Il circolo Legambiente di Corato aveva positivamente accolto il provvedimento annunciato e il nostro commento era stato di stare attenti a come poteva essere effettuata con il rischio di revisionismo, come, ad esempio, di non ammettere le problematiche legate alla questione climatica, allo smaltimento sostenibile dei rifiuti, mediante la raccolta differenziata ed alle ecomafie, per citare solo alcuni macrotemi ambientali. E’ vero: diverse scuole in Italia fanno progetti ed attività didattiche per promuovere l’educazione ambientale e nel nostro piccolo, come associazione ambientalista proprio mediante le varie campagne di sensibilizzazione come: Puliamo il Mondo, o Festa dell’albero nella nostra realtà cittadina, promuoviamo la costruzione di una cultura e di una sensibilità nei confronti delle nuove generazioni. Non solo lo scorso anno scolastico nel percorso formativo di Alternanza-Scuola Lavoro 2015/16, siamo stati tra i primi circoli, in Italia, ad attuare un percorso formativo con l’Istituto Superiore Oriani Tandoi della nostra città senza alcun onere economico. Lo sviluppo e l’articolazione sono indicati, nel comma 34, ha esteso i luoghi dove operare l’alternanza scuola-lavoro:” sono stati allargati a tutto il terzo settore, nonché con enti che svolgono attività afferenti al patrimonio ambientale…”, non solo, nel comma 37, della legge n. 107/2015 l’utilizzo delle risorse socioeconomiche delle varie realtà cittadine, anche per fini orientativi degli stessi studenti. I ragazzi sono stati seguiti e aiutati dal tutor di Legambiente Faretra Giuseppe e dalla docente del Liceo Classico Tarantini Concetta, facendo elaborare un dossier a tre studenti dell’Istituto stesso.

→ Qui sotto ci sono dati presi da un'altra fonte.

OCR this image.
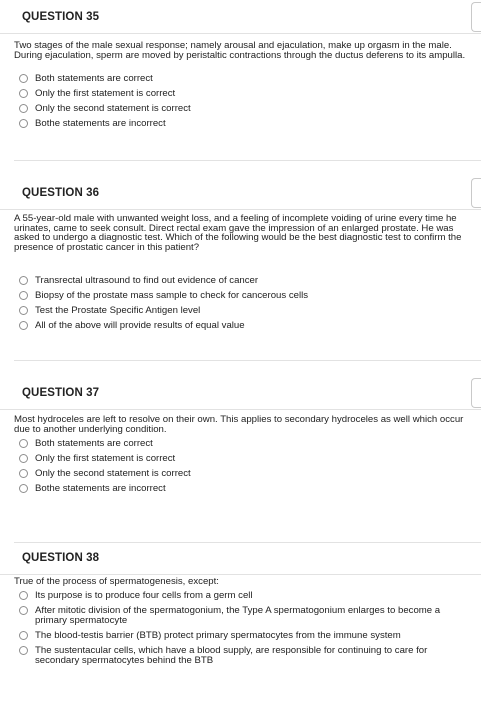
QUESTION 35
Two stages of the male sexual response; namely arousal and ejaculation, make up orgasm in the male. During ejaculation, sperm are moved by peristaltic contractions through the ductus deferens to its ampulla.
Both statements are correct
Only the first statement is correct
Only the second statement is correct
Bothe statements are incorrect
QUESTION 36
A 55-year-old male with unwanted weight loss, and a feeling of incomplete voiding of urine every time he urinates, came to seek consult. Direct rectal exam gave the impression of an enlarged prostate. He was asked to undergo a diagnostic test. Which of the following would be the best diagnostic test to confirm the presence of prostatic cancer in this patient?
Transrectal ultrasound to find out evidence of cancer
Biopsy of the prostate mass sample to check for cancerous cells
Test the Prostate Specific Antigen level
All of the above will provide results of equal value
QUESTION 37
Most hydroceles are left to resolve on their own. This applies to secondary hydroceles as well which occur due to another underlying condition.
Both statements are correct
Only the first statement is correct
Only the second statement is correct
Bothe statements are incorrect
QUESTION 38
True of the process of spermatogenesis, except:
Its purpose is to produce four cells from a germ cell
After mitotic division of the spermatogonium, the Type A spermatogonium enlarges to become a primary spermatocyte
The blood-testis barrier (BTB) protect primary spermatocytes from the immune system
The sustentacular cells, which have a blood supply, are responsible for continuing to care for secondary spermatocytes behind the BTB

E’ sicuramente necessario incrementare un’educazione ambientale, perché lo potremmo riscontrare a cascata: la carenza delle scelte sostenibili tra i cittadini nelle attività quotidiane come, per esempio, la situazione della mobilità urbana, le istituzioni che puntano all’ambientalismo come forma di consenso, creando attività che possano mostrare pubblicamente la parte ambientale e non nelle prassi quotidiane, praticando il greenwashing, ovvero la strategia di comunicazione di certe organizzazioni o istituzioni politiche finalizzata a costruire un'immagine di sé ingannevolmente positiva sotto il profilo dell'impatto ambientale, allo scopo di distogliere l'attenzione dell'opinione pubblica dagli effetti negativi per l'ambiente dovuti alle proprie attività, nonché agli effluvi commenti in Rete e sui Social Networks di cui Umberto Eco diceva che: “permettono alle persone di restare in contatto tra loro, ma danno anche diritto di parola a legioni di imbecilli che prima parlavano al bar dopo un bicchiere di vino e ora hanno lo stesso diritto di parola dei Premi Nobel”.

 

Purtroppo, spesso si distorce il senso e il valore dell’ecologia come salvaguardia della casa comune e per la promozione di una costruzione di una comune consapevolezza. Di questo ci siamo resi conto di tanti ambientalisti, in questi anni, “fai da te “o “le faccio per me” che sono, talvolta, soggetti alla sindrome di Nimby: non nel mio cortile (acronimo inglese per Not In My Back Yard). Questo approccio consiste nel riconoscere come necessari, o comunque possibili, gli oggetti del contendere ma, contemporaneamente, nel non volerli nel proprio territorio a causa delle eventuali controindicazioni sull'ambiente locale. Il nostro bene comune è l’ambiente. Lo studio, l’analisi e la consapevolezza sono necessari per sviluppare una nuova coscienza partecipativa ambientale.